Quebec construction laws spark protest 1992-12-14

Quebec construction laws spark protest
The Toronto Star Monday, BUSINESS TODAY December 14, 1992 (B4)
SUBJECT: construction regulation Quebec
OTTAWA – When former boxing champ Gaetan Hart put on his carpenter’s gear to get some training money and pre-fight publicity in June, he got more than he counted on.

An inspector from the Quebec Construction Commission spotted him on an Aylmer residential construction job. Shortly after a television crew left, Hart got a summons to pay a $150 fine. He was caught again in August – this time for $300 – working without one of the 6,000 work permits that all Outaouais-area construction workers need to work.

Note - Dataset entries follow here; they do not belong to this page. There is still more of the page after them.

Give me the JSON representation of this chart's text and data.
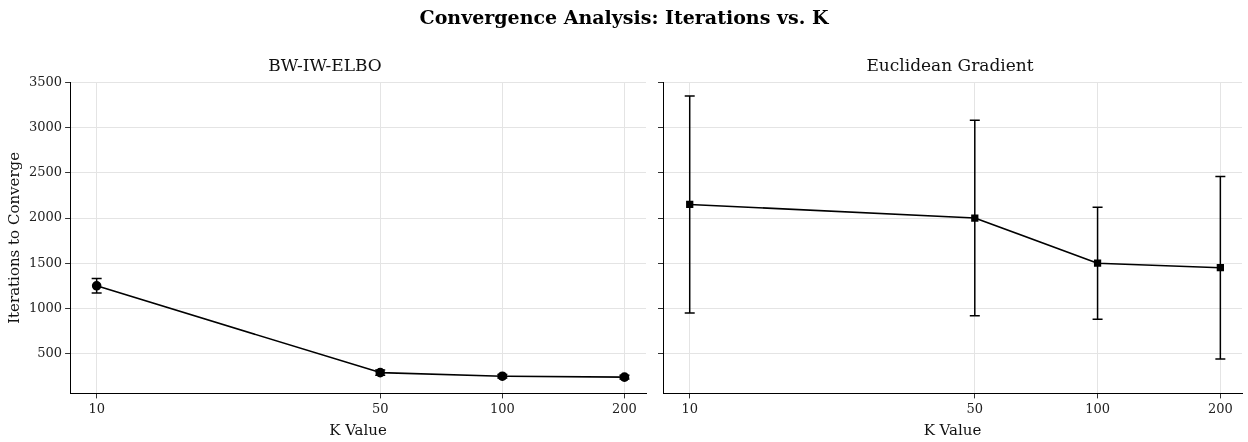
{
  "chart_data": [
    {
      "type": "line",
      "title": "BW-IW-ELBO",
      "xlabel": "K Value",
      "ylabel": "Iterations to Converge",
      "annotations": [
        "Convergence Analysis: Iterations vs. K"
      ],
      "log": "x",
      "x": [
        10,
        50,
        100,
        200
      ],
      "xlim": [
        8.6,
        226
      ],
      "xticks": [
        10,
        50,
        100,
        200
      ],
      "ylim": [
        60,
        3500
      ],
      "yticks": [
        500,
        1000,
        1500,
        2000,
        2500,
        3000,
        3500
      ],
      "grid": true,
      "marker": "circle",
      "line_style": "solid",
      "series": [
        {
          "color": "#000000",
          "values": [
            1250,
            290,
            250,
            240
          ],
          "errors": [
            80,
            30,
            20,
            20
          ]
        }
      ]
    },
    {
      "type": "line",
      "title": "Euclidean Gradient",
      "xlabel": "K Value",
      "log": "x",
      "x": [
        10,
        50,
        100,
        200
      ],
      "xlim": [
        8.6,
        226
      ],
      "xticks": [
        10,
        50,
        100,
        200
      ],
      "ylim": [
        60,
        3500
      ],
      "yticks": [
        500,
        1000,
        1500,
        2000,
        2500,
        3000,
        3500
      ],
      "tick_labels": "x",
      "grid": true,
      "marker": "square",
      "line_style": "solid",
      "series": [
        {
          "color": "#000000",
          "values": [
            2150,
            2000,
            1500,
            1450
          ],
          "errors": [
            1200,
            1080,
            620,
            1010
          ]
        }
      ]
    }
  ]
}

Hart says he will go to jail rather than pay the fines when his case comes up in a Hull court in February. « I don’t think I should be fined for wanting to work rather than take welfare. » An experienced carpenter, Hart worked legally for years in the Outaouais before his boxing career took off in the early ’80s. But when it faded, he was denied a new permit because of work shortages.

The Quebec construction laws that keep Ontario workers out of the Outaouais area have long been a touchy issue along the border between the provinces.

What many Ontarians don’t know is the tough regulations appear to be forcing some Quebec residents to flee their province to
find work. Take Hart for example. « I want to work in Quebec where everybody knows me from my boxing career. But the only peoplewho will give me work is Ontario companies. »

Since hanging up his gloves after his last fight in October, Hart has worked for a Cornwall-based company, selling and installing alarm systems. « The problem is this Quebec law; it’s very stupid. » His boss and friend, cement contractor Jocelyn Dumais, also faces a fine of $1,600 for employing Hart last summer. The two are teaming up with scores of other construction workers to fight the permit system that forces them to « travailler au noir » in the huge Quebec construction black market.

But Jean Therrien, the director of the Hull office of the Quebec Construction Commission, said Hart was treated no differently from anyone else in a regulated industry. »When you have 35 to 40 per cent unemployment in construction, how can you issue cards to people who want to work in construction for a while and then go back to their regular jobs when things get better? »

But Dumais said: « The permit system turns law-abiding people into criminals. They want to put food on the table but they get treated worse than illegal immigrants. »
Researcher Mike Dagg said 369 charges were laid by construction inspectors over the last two years in the Outaouais. « It’s a system that encourages total disrespect for the law. »

The Dumais group has found a lawyer who is willing to fight the charges for a small fee. In the past, most workers paid the fines because they couldn’t afford to lose a day’s work in court. And they are organizing a political lobby to try to change the tough laws that make Quebec construction unique in North America.
But Therrien said his office works just like construction union hiring halls in Ontario – ensuring that qualified and experienced workers get top priority for available jobs.

Another storm is brewing in New Brunswick after St. John contractor Randy Brown was fined and his crews werekicked off a Montreal hotel job.He is suing, and N.B. Premier Frank McKenna has threatened retaliation against Quebec contractors if the provincial barrier doesn’t come down.

But Quebec told the recent federal- provincial conference on internal trade barriers it wants to discuss wine and spirits issues before it considers construction issues. Under Quebec construction law, all workers and contractors must belong to central unions or contractor organizations, which bargain every three years.

The Quebec Construction Commission runs the system and rations the work permits of about 120,000 workers according to the work available and turnover in the work force. Government inspectors check construction sites regularly looking for workers who don’t have permits, do jobs they’re not qualified for, lack safety certificates or aren’t paid the official rate of $17 to $21 an hour.

They are widely feared. If an inspector suddenly appears, illegal workers jump into dumpsters, hide in closets or simply run away.« We have problems on some job sites but not on most, » Therrien said. « There is a black market in many other parts of life because people want to enjoy the benefits without paying for them. »

The system was introduced in the mid-’70s to end violence and a major political confrontation over work on the huge James Bay hydro construction jobs.

But it appears to encourage illegal work activity – particularly during recessions when work is scarce. Economics is the driving force. Many tradesmen and contractors negotiate under-the-table deals at wages both can live with.
Laval University professor Pierre Frechette has calculated the black market is costing the Quebec economy $2.5 billion annually in lost wages, unpaid taxes and lost opportunities for businesses that play by the rules.

The Quebec Contractors Association, which represents all contractors in the system, estimates that up to 35 per cent of all construction work is illegal.